A company’s Core Purpose, not to be confused with Company Vision or Company Values (which could be considered the “where” and “how”), a company’s core purpose is more about the “why”. In fact, it could be considered the philosophical component that is often missing in business. Let’s be honest, most of us have asked ourselves at some point, usually on a Monday morning, why am I doing this? or what difference am I making in life? Not having the answers to these questions can leave us feeling empty and un-motivated, for most of us, having no clear purpose in life can be downright depressing. So, why would this be any different in our working lives? After all, we all spend far too much of our lives at work.
A common mistake with core purpose that businesses make is confusing it with what they make or provide to generate revenue streams.
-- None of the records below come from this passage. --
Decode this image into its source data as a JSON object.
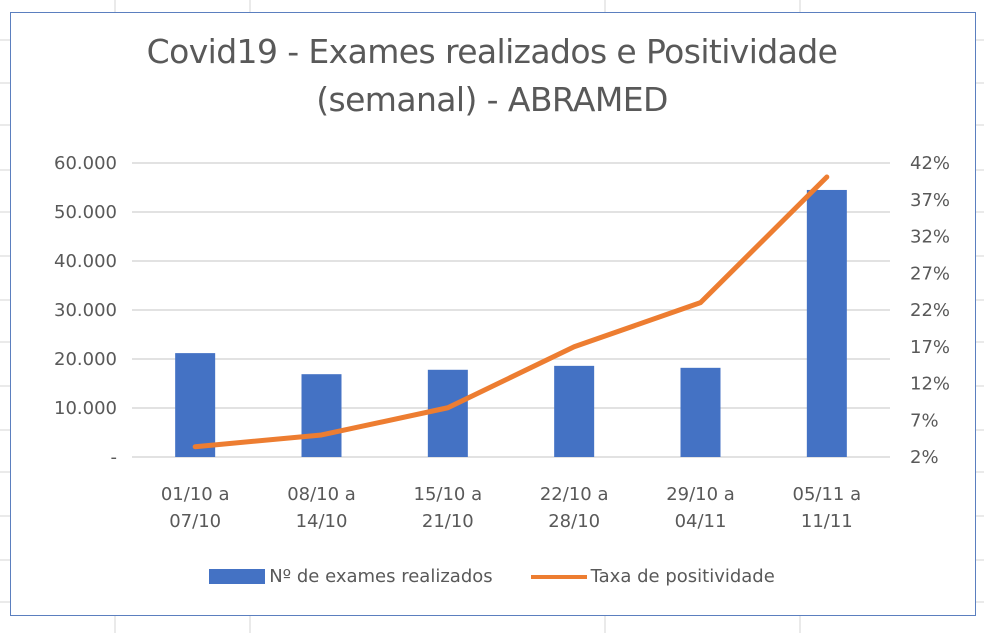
{
  "title": {
    "line1": "Covid19 - Exames realizados e Positividade",
    "line2": "(semanal) - ABRAMED"
  },
  "colors": {
    "bars": "#4472C4",
    "line": "#ED7D31",
    "gridline": "#d9d9d9",
    "text": "#595959",
    "frame": "#5b7fbf"
  },
  "axes": {
    "left_ticks": [
      "60.000",
      "50.000",
      "40.000",
      "30.000",
      "20.000",
      "10.000",
      "-"
    ],
    "right_ticks": [
      "42%",
      "37%",
      "32%",
      "27%",
      "22%",
      "17%",
      "12%",
      "7%",
      "2%"
    ],
    "categories": [
      {
        "line1": "01/10 a",
        "line2": "07/10"
      },
      {
        "line1": "08/10 a",
        "line2": "14/10"
      },
      {
        "line1": "15/10 a",
        "line2": "21/10"
      },
      {
        "line1": "22/10 a",
        "line2": "28/10"
      },
      {
        "line1": "29/10 a",
        "line2": "04/11"
      },
      {
        "line1": "05/11 a",
        "line2": "11/11"
      }
    ]
  },
  "legend": {
    "bars_label": "Nº de exames realizados",
    "line_label": "Taxa de positividade"
  },
  "chart_data": {
    "type": "bar",
    "title": "Covid19 - Exames realizados e Positividade (semanal) - ABRAMED",
    "categories": [
      "01/10 a 07/10",
      "08/10 a 14/10",
      "15/10 a 21/10",
      "22/10 a 28/10",
      "29/10 a 04/11",
      "05/11 a 11/11"
    ],
    "series": [
      {
        "name": "Nº de exames realizados",
        "type": "bar",
        "axis": "left",
        "values": [
          21200,
          16900,
          17800,
          18600,
          18200,
          54500
        ]
      },
      {
        "name": "Taxa de positividade",
        "type": "line",
        "axis": "right",
        "values": [
          3.4,
          5.0,
          8.7,
          17.0,
          23.0,
          40.1
        ],
        "unit": "%"
      }
    ],
    "xlabel": "",
    "ylabel": "",
    "ylim": [
      0,
      60000
    ],
    "y2lim": [
      2,
      42
    ],
    "grid": true,
    "legend_position": "bottom"
  }
}
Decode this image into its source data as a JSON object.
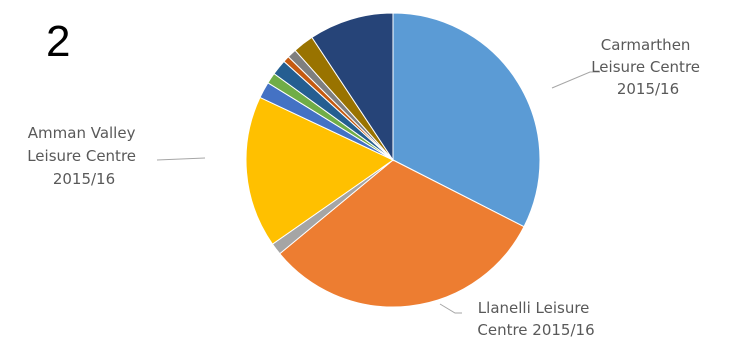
{
  "page_number": "2",
  "chart_data": {
    "type": "pie",
    "title": "",
    "legend": "none",
    "slices": [
      {
        "label": "Carmarthen Leisure Centre 2015/16",
        "value": 32.5,
        "color": "#5b9bd5"
      },
      {
        "label": "Llanelli Leisure Centre 2015/16",
        "value": 31.5,
        "color": "#ed7d31"
      },
      {
        "label": "",
        "value": 1.3,
        "color": "#a5a5a5"
      },
      {
        "label": "Amman Valley Leisure Centre 2015/16",
        "value": 16.7,
        "color": "#ffc000"
      },
      {
        "label": "",
        "value": 1.8,
        "color": "#4472c4"
      },
      {
        "label": "",
        "value": 1.2,
        "color": "#70ad47"
      },
      {
        "label": "",
        "value": 1.7,
        "color": "#255e91"
      },
      {
        "label": "",
        "value": 0.7,
        "color": "#c55a11"
      },
      {
        "label": "",
        "value": 1.0,
        "color": "#7f7f7f"
      },
      {
        "label": "",
        "value": 2.3,
        "color": "#997300"
      },
      {
        "label": "",
        "value": 9.3,
        "color": "#264478"
      }
    ]
  },
  "labels": {
    "carmarthen": [
      "Carmarthen",
      "Leisure Centre",
      "2015/16"
    ],
    "llanelli": [
      "Llanelli Leisure",
      "Centre 2015/16"
    ],
    "amman": [
      "Amman Valley",
      "Leisure Centre",
      "2015/16"
    ]
  }
}
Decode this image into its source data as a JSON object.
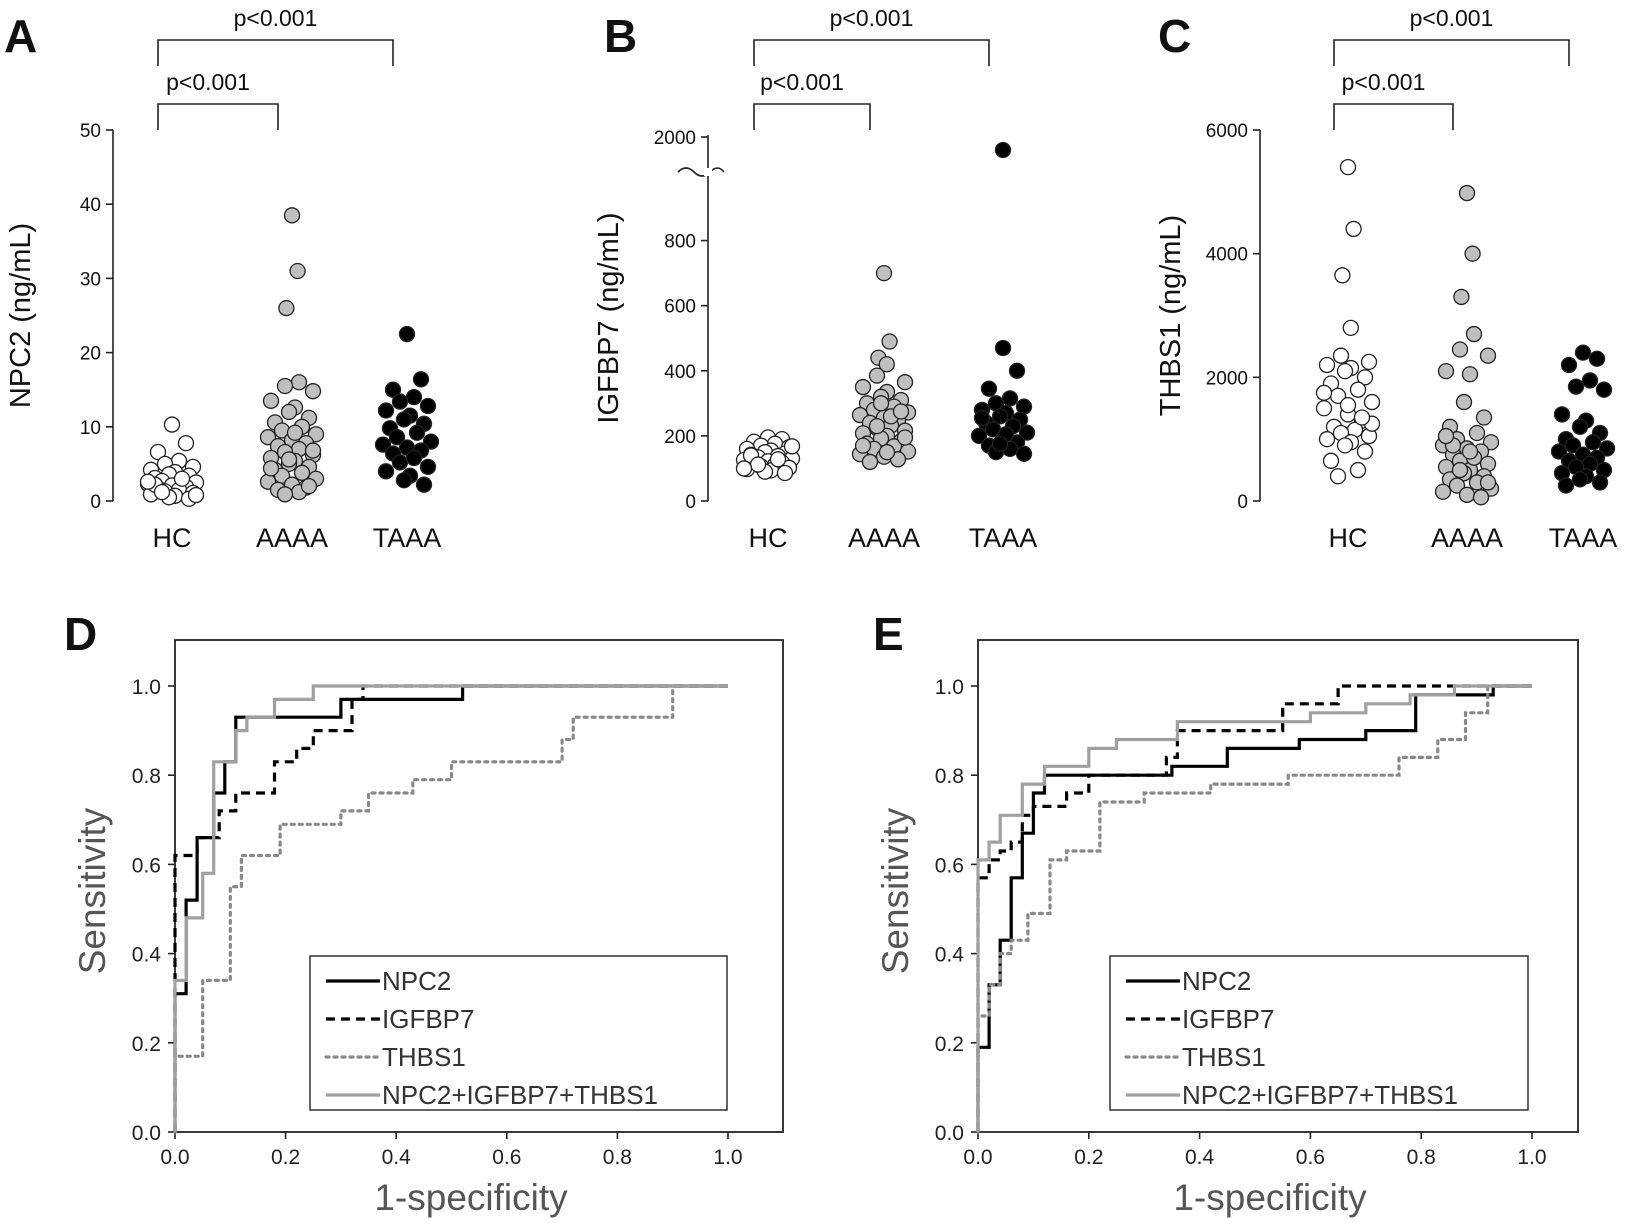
{
  "chart_data": [
    {
      "id": "A",
      "type": "scatter",
      "panel_label": "A",
      "ylabel": "NPC2 (ng/mL)",
      "ylim": [
        0,
        50
      ],
      "yticks": [
        0,
        10,
        20,
        30,
        40,
        50
      ],
      "categories": [
        "HC",
        "AAAA",
        "TAAA"
      ],
      "comparisons": [
        {
          "from": "HC",
          "to": "AAAA",
          "label": "p<0.001"
        },
        {
          "from": "HC",
          "to": "TAAA",
          "label": "p<0.001"
        }
      ],
      "series": [
        {
          "category": "HC",
          "color": "#ffffff",
          "values": [
            10.3,
            7.8,
            6.6,
            5.4,
            5.0,
            4.6,
            4.2,
            3.9,
            3.6,
            3.4,
            3.1,
            2.9,
            2.7,
            2.5,
            2.3,
            2.1,
            1.9,
            1.7,
            1.5,
            1.3,
            1.1,
            0.9,
            0.7,
            0.5,
            0.3,
            2.2,
            3.0,
            1.2,
            0.8,
            2.6
          ]
        },
        {
          "category": "AAAA",
          "color": "#bfbfbf",
          "values": [
            38.5,
            31.0,
            26.0,
            16.0,
            15.5,
            14.8,
            13.5,
            12.6,
            12.0,
            11.2,
            10.6,
            10.0,
            9.5,
            9.0,
            8.6,
            8.2,
            7.8,
            7.4,
            7.0,
            6.6,
            6.2,
            5.8,
            5.4,
            5.0,
            4.6,
            4.2,
            3.8,
            3.4,
            3.0,
            2.6,
            2.2,
            1.8,
            1.5,
            1.2,
            0.9,
            6.8,
            4.4,
            9.2,
            5.6,
            2.0
          ]
        },
        {
          "category": "TAAA",
          "color": "#000000",
          "values": [
            22.5,
            16.4,
            15.0,
            14.0,
            13.4,
            12.8,
            12.2,
            11.5,
            11.0,
            10.4,
            9.8,
            9.2,
            8.6,
            8.0,
            7.6,
            7.2,
            6.8,
            6.4,
            5.8,
            5.2,
            4.6,
            4.0,
            3.4,
            2.8,
            2.2
          ]
        }
      ]
    },
    {
      "id": "B",
      "type": "scatter",
      "panel_label": "B",
      "ylabel": "IGFBP7 (ng/mL)",
      "ylim": [
        0,
        900
      ],
      "yticks": [
        0,
        200,
        400,
        600,
        800
      ],
      "ybreak_tick": 2000,
      "categories": [
        "HC",
        "AAAA",
        "TAAA"
      ],
      "comparisons": [
        {
          "from": "HC",
          "to": "AAAA",
          "label": "p<0.001"
        },
        {
          "from": "HC",
          "to": "TAAA",
          "label": "p<0.001"
        }
      ],
      "series": [
        {
          "category": "HC",
          "color": "#ffffff",
          "values": [
            195,
            190,
            182,
            176,
            170,
            165,
            160,
            155,
            150,
            146,
            142,
            138,
            134,
            130,
            126,
            122,
            118,
            114,
            110,
            106,
            102,
            98,
            94,
            90,
            86,
            140,
            128,
            112,
            168,
            100
          ]
        },
        {
          "category": "AAAA",
          "color": "#bfbfbf",
          "values": [
            700,
            490,
            440,
            420,
            385,
            365,
            350,
            335,
            320,
            310,
            300,
            290,
            280,
            272,
            264,
            256,
            248,
            240,
            232,
            224,
            216,
            208,
            200,
            192,
            184,
            176,
            168,
            160,
            152,
            144,
            136,
            128,
            120,
            260,
            230,
            195,
            170,
            150,
            300,
            275
          ]
        },
        {
          "category": "TAAA",
          "color": "#000000",
          "break_values": [
            1900
          ],
          "values": [
            470,
            400,
            345,
            315,
            300,
            290,
            280,
            270,
            260,
            250,
            240,
            230,
            220,
            210,
            200,
            190,
            180,
            170,
            160,
            150,
            145,
            255,
            205,
            175
          ]
        }
      ]
    },
    {
      "id": "C",
      "type": "scatter",
      "panel_label": "C",
      "ylabel": "THBS1 (ng/mL)",
      "ylim": [
        0,
        6000
      ],
      "yticks": [
        0,
        2000,
        4000,
        6000
      ],
      "categories": [
        "HC",
        "AAAA",
        "TAAA"
      ],
      "comparisons": [
        {
          "from": "HC",
          "to": "AAAA",
          "label": "p<0.001"
        },
        {
          "from": "HC",
          "to": "TAAA",
          "label": "p<0.001"
        }
      ],
      "series": [
        {
          "category": "HC",
          "color": "#ffffff",
          "values": [
            5400,
            4400,
            3650,
            2800,
            2350,
            2250,
            2200,
            2150,
            2100,
            2000,
            1900,
            1800,
            1700,
            1600,
            1500,
            1400,
            1300,
            1200,
            1150,
            1100,
            1050,
            1000,
            950,
            900,
            800,
            650,
            500,
            400,
            1250,
            1750,
            1550,
            1350
          ]
        },
        {
          "category": "AAAA",
          "color": "#bfbfbf",
          "values": [
            4980,
            4000,
            3300,
            2700,
            2450,
            2350,
            2100,
            2050,
            1600,
            1350,
            1200,
            1100,
            1000,
            950,
            900,
            850,
            800,
            750,
            700,
            650,
            600,
            550,
            500,
            450,
            400,
            350,
            300,
            250,
            200,
            150,
            100,
            60,
            900,
            700,
            500,
            300,
            1050,
            800
          ]
        },
        {
          "category": "TAAA",
          "color": "#000000",
          "values": [
            2400,
            2300,
            2200,
            1950,
            1850,
            1800,
            1400,
            1300,
            1200,
            1100,
            1000,
            950,
            900,
            850,
            800,
            750,
            700,
            650,
            600,
            550,
            500,
            450,
            400,
            350,
            300,
            250
          ]
        }
      ]
    },
    {
      "id": "D",
      "type": "line",
      "panel_label": "D",
      "xlabel": "1-specificity",
      "ylabel": "Sensitivity",
      "xlim": [
        0,
        1
      ],
      "ylim": [
        0,
        1
      ],
      "xticks": [
        0.0,
        0.2,
        0.4,
        0.6,
        0.8,
        1.0
      ],
      "yticks": [
        0.0,
        0.2,
        0.4,
        0.6,
        0.8,
        1.0
      ],
      "xtick_labels": [
        "0.0",
        "0.2",
        "0.4",
        "0.6",
        "0.8",
        "1.0"
      ],
      "ytick_labels": [
        "0.0",
        "0.2",
        "0.4",
        "0.6",
        "0.8",
        "1.0"
      ],
      "legend_position": "bottom-right",
      "series": [
        {
          "name": "NPC2",
          "color": "#000000",
          "dash": "solid",
          "x": [
            0,
            0,
            0.02,
            0.02,
            0.04,
            0.04,
            0.07,
            0.07,
            0.09,
            0.09,
            0.11,
            0.11,
            0.14,
            0.14,
            0.3,
            0.3,
            0.52,
            0.52,
            1.0
          ],
          "y": [
            0,
            0.31,
            0.31,
            0.52,
            0.52,
            0.66,
            0.66,
            0.76,
            0.76,
            0.83,
            0.83,
            0.93,
            0.93,
            0.93,
            0.93,
            0.97,
            0.97,
            1.0,
            1.0
          ]
        },
        {
          "name": "IGFBP7",
          "color": "#000000",
          "dash": "dashed",
          "x": [
            0,
            0,
            0.04,
            0.04,
            0.08,
            0.08,
            0.11,
            0.11,
            0.15,
            0.15,
            0.18,
            0.18,
            0.22,
            0.22,
            0.25,
            0.25,
            0.32,
            0.32,
            0.34,
            0.34,
            1.0
          ],
          "y": [
            0,
            0.62,
            0.62,
            0.66,
            0.66,
            0.72,
            0.72,
            0.76,
            0.76,
            0.76,
            0.76,
            0.83,
            0.83,
            0.86,
            0.86,
            0.9,
            0.9,
            0.97,
            0.97,
            1.0,
            1.0
          ]
        },
        {
          "name": "THBS1",
          "color": "#888888",
          "dash": "dotted",
          "x": [
            0,
            0,
            0.05,
            0.05,
            0.1,
            0.1,
            0.12,
            0.12,
            0.19,
            0.19,
            0.23,
            0.23,
            0.3,
            0.3,
            0.35,
            0.35,
            0.43,
            0.43,
            0.5,
            0.5,
            0.7,
            0.7,
            0.72,
            0.72,
            0.9,
            0.9,
            1.0
          ],
          "y": [
            0,
            0.17,
            0.17,
            0.34,
            0.34,
            0.55,
            0.55,
            0.62,
            0.62,
            0.69,
            0.69,
            0.69,
            0.69,
            0.72,
            0.72,
            0.76,
            0.76,
            0.79,
            0.79,
            0.83,
            0.83,
            0.88,
            0.88,
            0.93,
            0.93,
            1.0,
            1.0
          ]
        },
        {
          "name": "NPC2+IGFBP7+THBS1",
          "color": "#a0a0a0",
          "dash": "solid",
          "x": [
            0,
            0,
            0.02,
            0.02,
            0.05,
            0.05,
            0.07,
            0.07,
            0.11,
            0.11,
            0.13,
            0.13,
            0.18,
            0.18,
            0.25,
            0.25,
            1.0
          ],
          "y": [
            0,
            0.34,
            0.34,
            0.48,
            0.48,
            0.58,
            0.58,
            0.83,
            0.83,
            0.9,
            0.9,
            0.93,
            0.93,
            0.97,
            0.97,
            1.0,
            1.0
          ]
        }
      ]
    },
    {
      "id": "E",
      "type": "line",
      "panel_label": "E",
      "xlabel": "1-specificity",
      "ylabel": "Sensitivity",
      "xlim": [
        0,
        1
      ],
      "ylim": [
        0,
        1
      ],
      "xticks": [
        0.0,
        0.2,
        0.4,
        0.6,
        0.8,
        1.0
      ],
      "yticks": [
        0.0,
        0.2,
        0.4,
        0.6,
        0.8,
        1.0
      ],
      "xtick_labels": [
        "0.0",
        "0.2",
        "0.4",
        "0.6",
        "0.8",
        "1.0"
      ],
      "ytick_labels": [
        "0.0",
        "0.2",
        "0.4",
        "0.6",
        "0.8",
        "1.0"
      ],
      "legend_position": "bottom-right",
      "series": [
        {
          "name": "NPC2",
          "color": "#000000",
          "dash": "solid",
          "x": [
            0,
            0,
            0.02,
            0.02,
            0.04,
            0.04,
            0.06,
            0.06,
            0.08,
            0.08,
            0.1,
            0.1,
            0.12,
            0.12,
            0.14,
            0.14,
            0.35,
            0.35,
            0.45,
            0.45,
            0.58,
            0.58,
            0.7,
            0.7,
            0.79,
            0.79,
            0.93,
            0.93,
            1.0
          ],
          "y": [
            0,
            0.19,
            0.19,
            0.33,
            0.33,
            0.43,
            0.43,
            0.57,
            0.57,
            0.67,
            0.67,
            0.76,
            0.76,
            0.8,
            0.8,
            0.8,
            0.8,
            0.82,
            0.82,
            0.86,
            0.86,
            0.88,
            0.88,
            0.9,
            0.9,
            0.98,
            0.98,
            1.0,
            1.0
          ]
        },
        {
          "name": "IGFBP7",
          "color": "#000000",
          "dash": "dashed",
          "x": [
            0,
            0,
            0.02,
            0.02,
            0.04,
            0.04,
            0.06,
            0.06,
            0.08,
            0.08,
            0.1,
            0.1,
            0.16,
            0.16,
            0.2,
            0.2,
            0.34,
            0.34,
            0.36,
            0.36,
            0.55,
            0.55,
            0.65,
            0.65,
            1.0
          ],
          "y": [
            0,
            0.57,
            0.57,
            0.61,
            0.61,
            0.63,
            0.63,
            0.65,
            0.65,
            0.71,
            0.71,
            0.73,
            0.73,
            0.76,
            0.76,
            0.8,
            0.8,
            0.84,
            0.84,
            0.9,
            0.9,
            0.96,
            0.96,
            1.0,
            1.0
          ]
        },
        {
          "name": "THBS1",
          "color": "#888888",
          "dash": "dotted",
          "x": [
            0,
            0,
            0.02,
            0.02,
            0.04,
            0.04,
            0.06,
            0.06,
            0.09,
            0.09,
            0.13,
            0.13,
            0.16,
            0.16,
            0.22,
            0.22,
            0.3,
            0.3,
            0.42,
            0.42,
            0.56,
            0.56,
            0.76,
            0.76,
            0.83,
            0.83,
            0.88,
            0.88,
            0.92,
            0.92,
            1.0
          ],
          "y": [
            0,
            0.26,
            0.26,
            0.33,
            0.33,
            0.4,
            0.4,
            0.43,
            0.43,
            0.49,
            0.49,
            0.61,
            0.61,
            0.63,
            0.63,
            0.74,
            0.74,
            0.76,
            0.76,
            0.78,
            0.78,
            0.8,
            0.8,
            0.84,
            0.84,
            0.88,
            0.88,
            0.94,
            0.94,
            1.0,
            1.0
          ]
        },
        {
          "name": "NPC2+IGFBP7+THBS1",
          "color": "#a0a0a0",
          "dash": "solid",
          "x": [
            0,
            0,
            0.02,
            0.02,
            0.04,
            0.04,
            0.08,
            0.08,
            0.12,
            0.12,
            0.2,
            0.2,
            0.25,
            0.25,
            0.36,
            0.36,
            0.6,
            0.6,
            0.7,
            0.7,
            0.78,
            0.78,
            0.86,
            0.86,
            1.0
          ],
          "y": [
            0,
            0.61,
            0.61,
            0.65,
            0.65,
            0.71,
            0.71,
            0.78,
            0.78,
            0.82,
            0.82,
            0.86,
            0.86,
            0.88,
            0.88,
            0.92,
            0.92,
            0.94,
            0.94,
            0.96,
            0.96,
            0.98,
            0.98,
            1.0,
            1.0
          ]
        }
      ]
    }
  ]
}
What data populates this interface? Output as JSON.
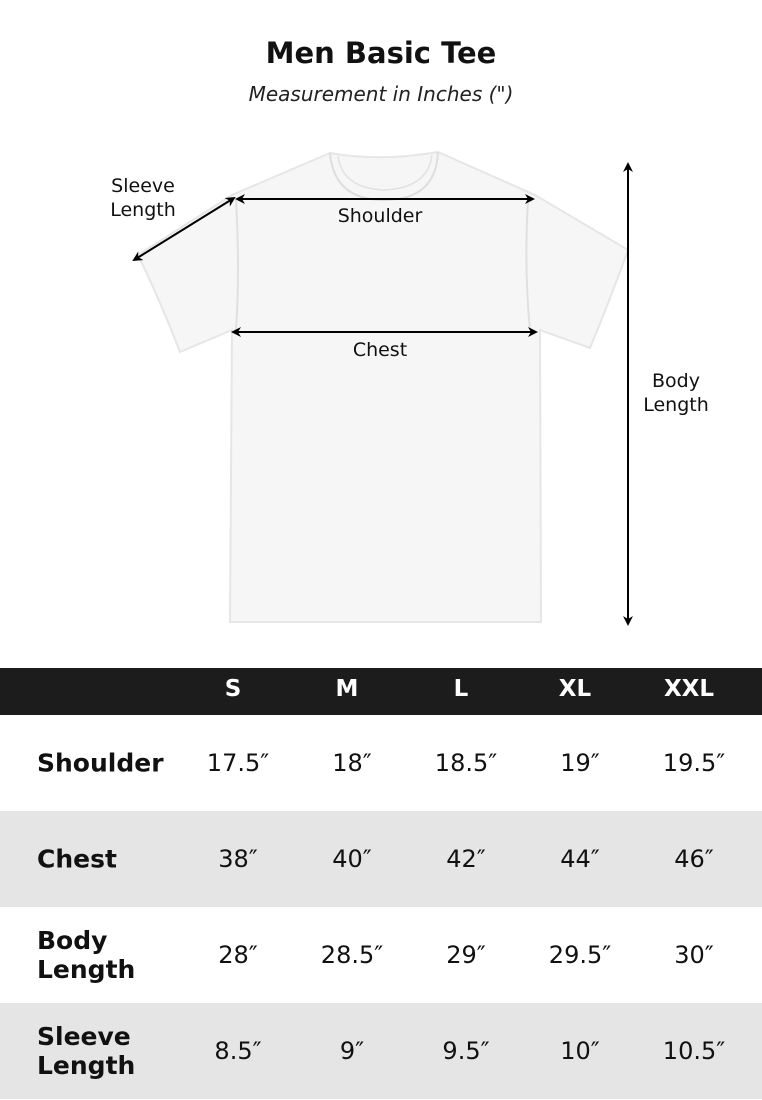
{
  "header": {
    "title": "Men Basic Tee",
    "subtitle": "Measurement in Inches (\")"
  },
  "diagram": {
    "labels": {
      "sleeve_line1": "Sleeve",
      "sleeve_line2": "Length",
      "shoulder": "Shoulder",
      "chest": "Chest",
      "body_line1": "Body",
      "body_line2": "Length"
    }
  },
  "table": {
    "sizes": [
      "S",
      "M",
      "L",
      "XL",
      "XXL"
    ],
    "rows": [
      {
        "label": "Shoulder",
        "values": [
          "17.5″",
          "18″",
          "18.5″",
          "19″",
          "19.5″"
        ]
      },
      {
        "label": "Chest",
        "values": [
          "38″",
          "40″",
          "42″",
          "44″",
          "46″"
        ]
      },
      {
        "label": "Body Length",
        "values": [
          "28″",
          "28.5″",
          "29″",
          "29.5″",
          "30″"
        ]
      },
      {
        "label": "Sleeve Length",
        "values": [
          "8.5″",
          "9″",
          "9.5″",
          "10″",
          "10.5″"
        ]
      }
    ],
    "colors": {
      "header_bg": "#1c1c1c",
      "alt_row_bg": "#e5e5e5"
    }
  }
}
For example, “Our core purpose is to make the best widgets in the world”. This doesn’t cover “why”. One could ask why do we even make widgets in the first place? The problem with this scenario is that there is no ideology involved, and therefore little emotion or passion. The workforce will continue to turn up each day and make this, or provide that, go home, return the next day and do it all over again. Even typing these words sends a shiver down my spine.
In this world of change, it’s sometimes difficult to establish just how much change we should make. After all, we keep hearing “change is good”. This is true, but only to a point. For example, I know of a business that made a total change in its direction of what it produced, based upon a perceived market opportunity with higher profit margins. The move was almost disastrous, and a U turn with a lot of painful learnings was made just in time. The fact is that they attempted to move too far away from what they were about, and what they’d always been the best in the world at. With frequent changes of board members and CEOs in today’s business world, it’s increasingly important to nail down just what the core purpose of the business is.
A better example is a medium size enterprise I know that makes mid to high range food products. Their core purpose is very clear, “to provide life with a little enjoyment”. To fully understand the impact and importance of this purpose, you would need to see and feel it from the shop floor to the board room – it is tangible. They don’t make mass produced cheap products. They don’t use cheap imported ingredients, and they certainly don’t make health foods. Not that there’s anything wrong with health foods and cheap mass-produced foods, it’s just not “their thing”. They make products that can be enjoyed as a treat, something that satisfies a basic need in most people. It has helped them to keep focused upon why they exist, and what they do best and thus achieve good profitability, sustainability and growth.
Relating this to my life was interesting for me. My eldest son has recently completed a degree in music, and when I asked what the hardest part was, he answered “being constantly asked what job it’s going to get me as if money is everything in life”. He went on to explain that his purpose in life wasn’t to be a well-paid accountant, or a captain of industry, rather it was to entertain people. That’s what he’s passionate about, that is what he’s good at, and this is what will make him successful.